Fourth, as a perverse result of the Cold War and of the desire to appease post-war West Germany, there has never been a legal reckoning for the Holocaust. This surely must be resolved. The miserable, out-of-court settlements reached in the late 1990s by lawyers representing survivors in class action suits in the US were on the basis that the German corporations who had participated in and profited from slave labour under the Nazis would admit no legal responsibility. When I accompanied former slave labourers at Auschwitz to see the then German ambassador in London in the 1990s, the ambassador stressed that "strictly speaking" there had been nothing illegal in their employment. If Europe is to be rebuilt on the basis of respect for the rule of law, this position is intolerable.

Fifth, there have been concerted and growing efforts within the European Union to promote the doctrine of "Double Genocide", namely that the Holocaust should not be considered in isolation but on a par with Soviet misdeeds. The effect of this doctrine in such countries as Hungary and Lithuania has been to place greater emphasis on Soviet than on Nazi crimes. In the Vilnius museum built in the former Nazi and then Soviet police headquarters, only a single room has been belatedly added to record the murders of Lithuanian Jews in the Holocaust—murders in which Lithuanians had been active participants. There is a growing tendency in Central and Eastern Europe to downgrade the Holocaust by comparison with Communist terror.

Sixth, the Cold War emphasis on anti-Soviet analysis has continued to affect the way in which the history of Europe in the 20th century is taught in many universities. Whereas the Holocaust is firmly on the teaching agenda in schools in the UK and elsewhere, the same often does not apply in higher education.
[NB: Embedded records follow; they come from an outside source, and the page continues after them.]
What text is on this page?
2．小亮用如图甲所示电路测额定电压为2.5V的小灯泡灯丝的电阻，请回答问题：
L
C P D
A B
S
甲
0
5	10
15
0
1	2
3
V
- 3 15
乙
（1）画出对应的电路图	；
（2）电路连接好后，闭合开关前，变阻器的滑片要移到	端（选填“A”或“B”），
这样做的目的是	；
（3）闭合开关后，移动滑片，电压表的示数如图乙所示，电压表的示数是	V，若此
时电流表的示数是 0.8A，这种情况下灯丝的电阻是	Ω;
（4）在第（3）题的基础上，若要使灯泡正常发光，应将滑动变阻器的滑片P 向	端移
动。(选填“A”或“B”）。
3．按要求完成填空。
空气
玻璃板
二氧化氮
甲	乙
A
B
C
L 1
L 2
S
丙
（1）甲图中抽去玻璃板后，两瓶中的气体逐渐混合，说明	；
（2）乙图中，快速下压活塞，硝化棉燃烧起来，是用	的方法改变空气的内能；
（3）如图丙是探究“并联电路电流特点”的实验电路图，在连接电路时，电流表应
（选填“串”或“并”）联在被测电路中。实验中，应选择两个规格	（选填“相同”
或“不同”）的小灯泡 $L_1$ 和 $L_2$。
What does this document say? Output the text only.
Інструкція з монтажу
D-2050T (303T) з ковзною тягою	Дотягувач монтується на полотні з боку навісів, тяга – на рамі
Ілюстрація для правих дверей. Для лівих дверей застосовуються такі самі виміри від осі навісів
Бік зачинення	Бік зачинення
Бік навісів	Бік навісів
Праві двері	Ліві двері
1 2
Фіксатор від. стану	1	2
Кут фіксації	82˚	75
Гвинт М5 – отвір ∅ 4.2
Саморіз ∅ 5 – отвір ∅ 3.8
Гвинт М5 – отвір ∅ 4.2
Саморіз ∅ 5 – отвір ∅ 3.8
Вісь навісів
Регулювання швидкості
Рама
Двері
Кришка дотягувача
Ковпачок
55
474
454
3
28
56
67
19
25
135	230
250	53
St Antony's College, Oxford, was a Cold War creation. It later received considerable funding for its European studies centre from the Volkswagen Foundation with the advice of Hermann Abs, the director of Deutsche Bank mainly responsible for foreign investments at the time the bank financed the construction of the Buna works at Auschwitz. Abs (who died in 1994), as well as leading German historians, would have had us believe he was ignorant of this.

Seventh, this leads to the conclusion that there needs to be considerably better funding of Holocaust history from neutral and Jewish sources rather than from German ones.

Until these issues are resolved, our understanding and memory of the Holocaust will remain in doubt.